Deinterlacing

from Wikipedia, the free encyclopedia

Deinterlace (engl. Deinterlacing ) denotes a process in which images of the interlaced present video signal in the frames to be converted.

This is fundamentally necessary if the recording camera works with interlacing and the recording camera and display screens have different temporal and vertical image structures. In addition to 100 Hz televisions, this includes all non-tube televisions, i.e. liquid crystal and plasma screens . In addition to direct display, rear projection screens and front projectors also work with this technology.

Deinterlacing is always necessary even if television programs or video DVDs recorded with the interlaced method are to be viewed on all types of computer monitors (apart from the now outdated video monitors on old home computers ). Only conventional 50 Hz tube televisions and 50 Hz tube projectors can do without deinterlacing. The disentangling can be done either in the television set itself or in the set-top box (DVD player, DVB receiver, etc.) delivering the signal . On the computer, deinterlacing is performed either by software (e.g. DVD player software) or on the hardware level (e.g. TV card). The image quality depends crucially on the deinterlacer used.

Interlace signals

For historical and technical reasons, all 50 and 60 Hz tube television sets use the interlacing method, in which no full images ( frames ) but fields ( fields ) are displayed. Each field consists of only half of the picture lines of a full picture. A field with the odd image lines ( odd or top field ) and one with the even image lines ( even or bottom field ) are displayed alternately . The interlace method was originally introduced in the early days of television in order to ensure a halfway flicker-free picture with the state of the art at the time. Nowadays, however, this method is a real problem because it is unsuitable for modern screens ( LCD , plasma , DLP ) and affects the image quality. To date, for reasons of compatibility, practically all standard definition television and video signals have not transmitted full images, but rather half images. With the PAL standard common in Germany , for example, it is not 25 full frames but 50 fields per second. Such a signal is called "interlaced" ( woven ).

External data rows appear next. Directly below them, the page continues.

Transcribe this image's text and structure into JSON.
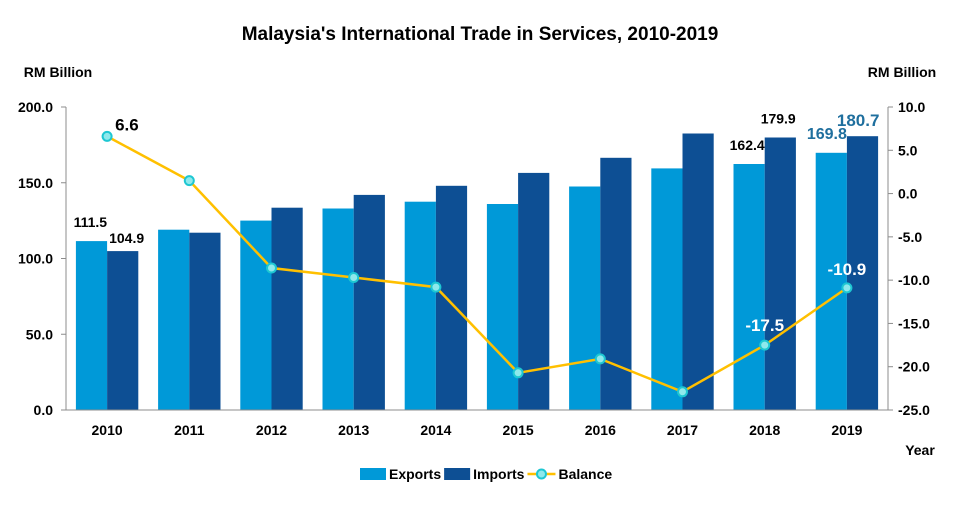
{
  "chart_data": {
    "type": "bar",
    "title": "Malaysia's International Trade in Services, 2010-2019",
    "ylabel_left": "RM Billion",
    "ylabel_right": "RM Billion",
    "xlabel": "Year",
    "categories": [
      "2010",
      "2011",
      "2012",
      "2013",
      "2014",
      "2015",
      "2016",
      "2017",
      "2018",
      "2019"
    ],
    "ylim_left": [
      0,
      200
    ],
    "yticks_left": [
      "0.0",
      "50.0",
      "100.0",
      "150.0",
      "200.0"
    ],
    "ylim_right": [
      -25,
      10
    ],
    "yticks_right": [
      "-25.0",
      "-20.0",
      "-15.0",
      "-10.0",
      "-5.0",
      "0.0",
      "5.0",
      "10.0"
    ],
    "grid": false,
    "legend_position": "bottom",
    "series": [
      {
        "name": "Exports",
        "type": "bar",
        "axis": "left",
        "color": "#0099d8",
        "values": [
          111.5,
          119,
          125,
          133,
          137.5,
          136,
          147.5,
          159.5,
          162.4,
          169.8
        ],
        "labels": {
          "0": "111.5",
          "8": "162.4",
          "9": "169.8"
        }
      },
      {
        "name": "Imports",
        "type": "bar",
        "axis": "left",
        "color": "#0d4f94",
        "values": [
          104.9,
          117,
          133.5,
          142,
          148,
          156.5,
          166.5,
          182.5,
          179.9,
          180.7
        ],
        "labels": {
          "0": "104.9",
          "8": "179.9",
          "9": "180.7"
        }
      },
      {
        "name": "Balance",
        "type": "line",
        "axis": "right",
        "color": "#ffc000",
        "marker_fill": "#8ee9ec",
        "marker_stroke": "#1ec7d2",
        "values": [
          6.6,
          1.5,
          -8.6,
          -9.7,
          -10.8,
          -20.7,
          -19.1,
          -22.9,
          -17.5,
          -10.9
        ],
        "labels": {
          "0": "6.6",
          "8": "-17.5",
          "9": "-10.9"
        }
      }
    ]
  }
}
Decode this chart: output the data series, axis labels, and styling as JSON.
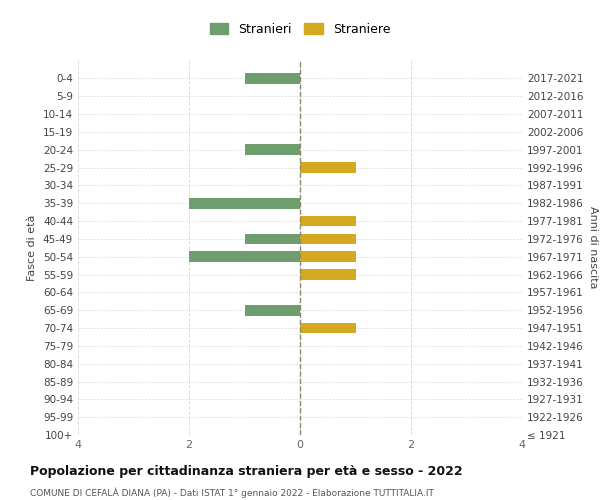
{
  "age_groups": [
    "100+",
    "95-99",
    "90-94",
    "85-89",
    "80-84",
    "75-79",
    "70-74",
    "65-69",
    "60-64",
    "55-59",
    "50-54",
    "45-49",
    "40-44",
    "35-39",
    "30-34",
    "25-29",
    "20-24",
    "15-19",
    "10-14",
    "5-9",
    "0-4"
  ],
  "birth_years": [
    "≤ 1921",
    "1922-1926",
    "1927-1931",
    "1932-1936",
    "1937-1941",
    "1942-1946",
    "1947-1951",
    "1952-1956",
    "1957-1961",
    "1962-1966",
    "1967-1971",
    "1972-1976",
    "1977-1981",
    "1982-1986",
    "1987-1991",
    "1992-1996",
    "1997-2001",
    "2002-2006",
    "2007-2011",
    "2012-2016",
    "2017-2021"
  ],
  "males": [
    0,
    0,
    0,
    0,
    0,
    0,
    0,
    1,
    0,
    0,
    2,
    1,
    0,
    2,
    0,
    0,
    1,
    0,
    0,
    0,
    1
  ],
  "females": [
    0,
    0,
    0,
    0,
    0,
    0,
    1,
    0,
    0,
    1,
    1,
    1,
    1,
    0,
    0,
    1,
    0,
    0,
    0,
    0,
    0
  ],
  "male_color": "#6e9e6e",
  "female_color": "#d4a820",
  "xlim": 4,
  "title_bold": "Popolazione per cittadinanza straniera per età e sesso - 2022",
  "subtitle": "COMUNE DI CEFALÀ DIANA (PA) - Dati ISTAT 1° gennaio 2022 - Elaborazione TUTTITALIA.IT",
  "ylabel_left": "Fasce di età",
  "ylabel_right": "Anni di nascita",
  "legend_stranieri": "Stranieri",
  "legend_straniere": "Straniere",
  "tick_color": "#aaaaaa",
  "grid_color": "#dddddd",
  "center_line_color": "#8a8a6a",
  "background_color": "#ffffff"
}
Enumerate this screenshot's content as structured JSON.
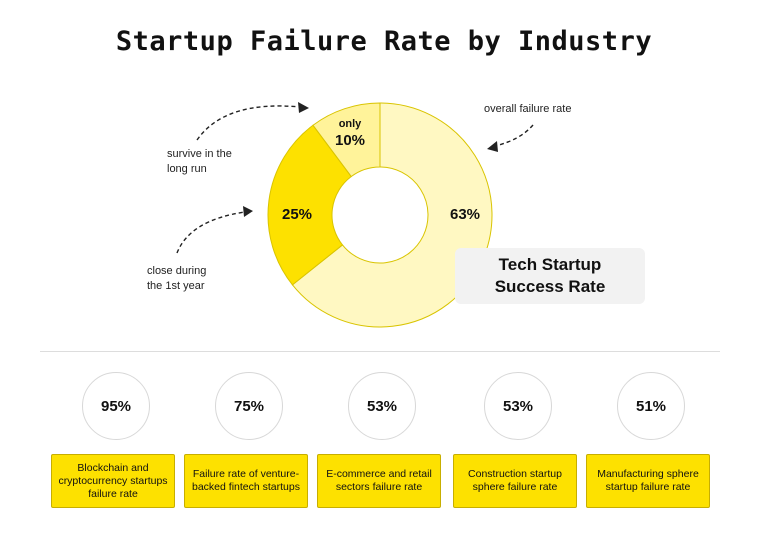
{
  "title": "Startup Failure Rate by Industry",
  "chart_data": [
    {
      "type": "pie",
      "variant": "donut",
      "title": "Tech Startup Success Rate",
      "slices": [
        {
          "label": "overall failure rate",
          "value": 63,
          "display": "63%",
          "color": "#fff8c2"
        },
        {
          "label": "close during the 1st year",
          "value": 25,
          "display": "25%",
          "color": "#fde100"
        },
        {
          "label": "survive in the long run",
          "value": 10,
          "display": "10%",
          "prefix": "only",
          "color": "#fff39a"
        }
      ]
    },
    {
      "type": "table",
      "items": [
        {
          "value": "95%",
          "label": "Blockchain and cryptocurrency startups failure rate"
        },
        {
          "value": "75%",
          "label": "Failure rate of venture-backed fintech startups"
        },
        {
          "value": "53%",
          "label": "E-commerce and retail sectors failure rate"
        },
        {
          "value": "53%",
          "label": "Construction startup sphere failure rate"
        },
        {
          "value": "51%",
          "label": "Manufacturing sphere startup failure rate"
        }
      ]
    }
  ],
  "annotations": {
    "survive": "survive in the long run",
    "close": "close during the 1st year",
    "overall": "overall failure rate"
  },
  "colors": {
    "accent": "#fde100",
    "light": "#fff8c2",
    "mid": "#fff39a",
    "box_border": "#c7ae00"
  }
}
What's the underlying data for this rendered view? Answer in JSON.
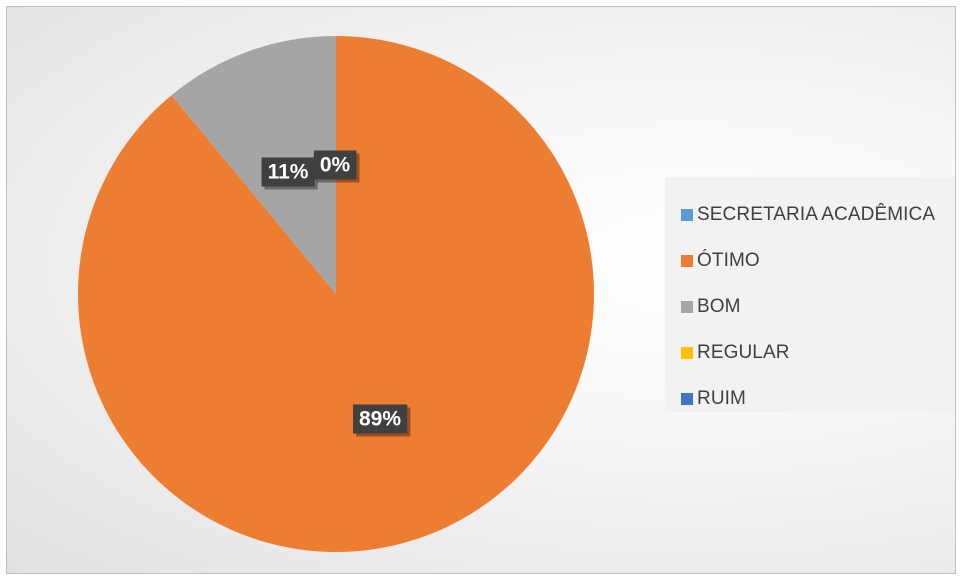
{
  "chart_data": {
    "type": "pie",
    "title": "",
    "legend_position": "right",
    "series_name": "SECRETARIA ACADÊMICA",
    "categories": [
      "ÓTIMO",
      "BOM",
      "REGULAR",
      "RUIM"
    ],
    "values": [
      89,
      11,
      0,
      0
    ],
    "data_labels": [
      "89%",
      "11%",
      "0%",
      "0%"
    ],
    "colors": [
      "#ED7D31",
      "#A5A5A5",
      "#FFC000",
      "#4472C4"
    ],
    "legend": [
      {
        "label": "SECRETARIA ACADÊMICA",
        "color": "#5B9BD5"
      },
      {
        "label": "ÓTIMO",
        "color": "#ED7D31"
      },
      {
        "label": "BOM",
        "color": "#A5A5A5"
      },
      {
        "label": "REGULAR",
        "color": "#FFC000"
      },
      {
        "label": "RUIM",
        "color": "#4472C4"
      }
    ]
  }
}
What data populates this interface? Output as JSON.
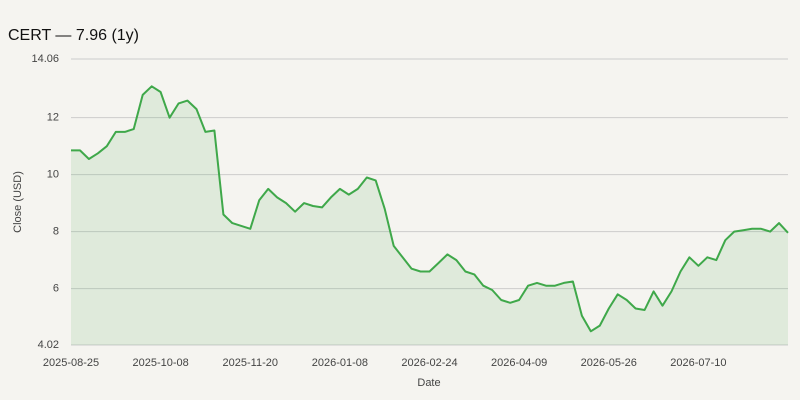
{
  "chart_data": {
    "type": "line",
    "title": "CERT — 7.96 (1y)",
    "x_label": "Date",
    "y_label": "Close (USD)",
    "categories": [
      "2025-08-25",
      null,
      null,
      null,
      null,
      null,
      null,
      null,
      null,
      null,
      "2025-10-08",
      null,
      null,
      null,
      null,
      null,
      null,
      null,
      null,
      null,
      "2025-11-20",
      null,
      null,
      null,
      null,
      null,
      null,
      null,
      null,
      null,
      "2026-01-08",
      null,
      null,
      null,
      null,
      null,
      null,
      null,
      null,
      null,
      "2026-02-24",
      null,
      null,
      null,
      null,
      null,
      null,
      null,
      null,
      null,
      "2026-04-09",
      null,
      null,
      null,
      null,
      null,
      null,
      null,
      null,
      null,
      "2026-05-26",
      null,
      null,
      null,
      null,
      null,
      null,
      null,
      null,
      null,
      "2026-07-10",
      null,
      null,
      null,
      null,
      null,
      null,
      null,
      null,
      null,
      null
    ],
    "series": [
      {
        "name": "CERT",
        "color": "#3fa84a",
        "values": [
          10.85,
          10.85,
          10.55,
          10.75,
          11.0,
          11.5,
          11.5,
          11.6,
          12.8,
          13.1,
          12.9,
          12.0,
          12.5,
          12.6,
          12.3,
          11.5,
          11.55,
          8.6,
          8.3,
          8.2,
          8.1,
          9.1,
          9.5,
          9.2,
          9.0,
          8.7,
          9.0,
          8.9,
          8.85,
          9.2,
          9.5,
          9.3,
          9.5,
          9.9,
          9.8,
          8.8,
          7.5,
          7.1,
          6.7,
          6.6,
          6.6,
          6.9,
          7.2,
          7.0,
          6.6,
          6.5,
          6.1,
          5.95,
          5.6,
          5.5,
          5.6,
          6.1,
          6.2,
          6.1,
          6.1,
          6.2,
          6.25,
          5.05,
          4.5,
          4.7,
          5.3,
          5.8,
          5.6,
          5.3,
          5.25,
          5.9,
          5.4,
          5.9,
          6.6,
          7.1,
          6.8,
          7.1,
          7.0,
          7.7,
          8.0,
          8.05,
          8.1,
          8.1,
          8.0,
          8.3,
          7.96
        ]
      }
    ],
    "ylim": [
      4.02,
      14.06
    ],
    "yticks": [
      4.02,
      6,
      8,
      10,
      12,
      14.06
    ],
    "grid": true
  }
}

In the case of interlaced signals, a distinction must be made between two types of sources: On the one hand, film and, on the other hand, video recordings.

In the production of films, film cameras are used that record full images (usually at 24 Hz). These recordings are primarily intended for the cinema, where full images are also shown. For TV transmission, such film recordings have to be broken down into fields in order to generate the necessary interlaced signal. Every two successive fields here go back to one and the same frame or have the same time index. Such a signal is also referred to as progressive with segmented frames (psF).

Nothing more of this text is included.